三ツ釜ノ滝からは右手に付けられている鉄製の階段で滝の上部に登ります。ここからは渓流に沿って登つ登山道が始まります。やがて左手にネジレの滝への道を分けしばらく登ると大滝へと下る道です。しばらく露岩の多い急な登りに息を切らせながら、たどり着いた沢は若宮沢。ここからは沢を離れ、左手の山腹に付けられた急な山道を登って行きます。道には薮が覆い被さり、昨日降った雨のせいか、薮も道もかなり濡れていました。
山腹を登って行く急な坂道に息を切らせながら一歩々と高度を上げて行くと、急に尾根筋に飛び出しました。相変わらず雲の中を登っているため視界は全く望めません。最後の登りに息を切らせると鋸尾根からの縦走路に飛び出しました。ここはすでに大岳山の北の肩。山頂へは露岩の間をひと登りです。たどり着いた山頂は低く垂れ込めた雲の中。展望は全く得られません。
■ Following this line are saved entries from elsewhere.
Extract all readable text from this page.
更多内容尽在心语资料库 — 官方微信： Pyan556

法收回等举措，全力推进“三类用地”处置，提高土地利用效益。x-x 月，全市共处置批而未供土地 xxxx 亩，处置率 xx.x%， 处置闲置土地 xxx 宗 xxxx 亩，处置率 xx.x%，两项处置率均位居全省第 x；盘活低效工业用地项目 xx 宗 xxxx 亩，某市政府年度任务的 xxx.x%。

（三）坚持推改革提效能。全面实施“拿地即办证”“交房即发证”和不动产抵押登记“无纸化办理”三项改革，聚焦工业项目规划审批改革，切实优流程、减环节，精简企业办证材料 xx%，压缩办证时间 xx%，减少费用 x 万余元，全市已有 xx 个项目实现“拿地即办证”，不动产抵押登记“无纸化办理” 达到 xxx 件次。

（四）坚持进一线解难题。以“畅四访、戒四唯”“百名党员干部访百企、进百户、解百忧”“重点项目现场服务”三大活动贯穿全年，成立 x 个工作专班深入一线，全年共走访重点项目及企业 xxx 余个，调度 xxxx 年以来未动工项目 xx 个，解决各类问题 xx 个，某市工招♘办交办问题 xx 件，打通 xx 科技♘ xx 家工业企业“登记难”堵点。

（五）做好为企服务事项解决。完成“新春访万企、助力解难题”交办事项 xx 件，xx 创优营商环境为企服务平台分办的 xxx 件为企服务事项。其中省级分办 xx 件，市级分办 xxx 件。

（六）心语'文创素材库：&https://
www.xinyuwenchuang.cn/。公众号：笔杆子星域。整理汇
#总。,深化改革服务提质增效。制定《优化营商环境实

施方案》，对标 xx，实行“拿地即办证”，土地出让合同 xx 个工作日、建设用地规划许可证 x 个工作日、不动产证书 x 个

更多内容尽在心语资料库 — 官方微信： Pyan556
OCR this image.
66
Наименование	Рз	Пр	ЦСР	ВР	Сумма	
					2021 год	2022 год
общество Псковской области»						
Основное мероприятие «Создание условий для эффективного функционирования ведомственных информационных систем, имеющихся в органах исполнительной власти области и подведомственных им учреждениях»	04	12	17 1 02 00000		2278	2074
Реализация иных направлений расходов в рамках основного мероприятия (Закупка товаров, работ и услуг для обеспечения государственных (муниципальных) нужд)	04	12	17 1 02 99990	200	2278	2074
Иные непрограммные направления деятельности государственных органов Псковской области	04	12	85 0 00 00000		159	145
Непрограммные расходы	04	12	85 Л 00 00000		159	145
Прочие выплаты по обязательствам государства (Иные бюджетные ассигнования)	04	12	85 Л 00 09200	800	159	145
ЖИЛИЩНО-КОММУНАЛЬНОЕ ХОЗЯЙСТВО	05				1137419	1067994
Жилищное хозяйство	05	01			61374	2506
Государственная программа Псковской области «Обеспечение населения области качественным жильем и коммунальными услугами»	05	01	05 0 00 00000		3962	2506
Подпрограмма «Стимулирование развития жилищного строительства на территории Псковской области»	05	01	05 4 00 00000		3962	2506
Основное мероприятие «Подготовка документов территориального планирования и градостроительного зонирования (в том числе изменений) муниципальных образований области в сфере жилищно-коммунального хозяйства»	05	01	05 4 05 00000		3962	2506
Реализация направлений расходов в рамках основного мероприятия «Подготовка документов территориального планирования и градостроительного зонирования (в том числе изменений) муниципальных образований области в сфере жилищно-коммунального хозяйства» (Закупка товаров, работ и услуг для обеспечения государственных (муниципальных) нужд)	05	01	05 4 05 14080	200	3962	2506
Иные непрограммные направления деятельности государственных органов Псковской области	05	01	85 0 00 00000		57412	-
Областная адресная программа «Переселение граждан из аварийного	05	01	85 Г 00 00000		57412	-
山頂からは、馬頭刈尾根、白倉、養沢、またはケーブルカーのある御岳山へと幾つかの下山道を選ぶことがでます。今回は時間の関係から御岳山に下ることにします。歩き慣れた御岳山への下りをおよそ1時間半。土産物屋の店も店仕舞いをはじめた御岳山の境内を下って行くと、ケーブルカー駅は目の前です。
奥多摩の山には夏の花々が今を盛りに咲き乱れています。海沢の林道沿いにはヤブランの紫色の花が、また山腹から若宮沢へと一面に咲き乱れていたのはヤマアジサイでしょうか。庭先に植えられているアジサイに比べ装飾化が少ないのが特徴のようです。
三ツ釜ノ滝の岩場には黄色いタマガワホトトギスが咲いていました。黄色いホトトギスはあまり見かけない花です。若宮沢からの急な登りにはウバユリやキツリフネが咲いていました。奥多摩の夏の花は思いのほか多種多様のようです。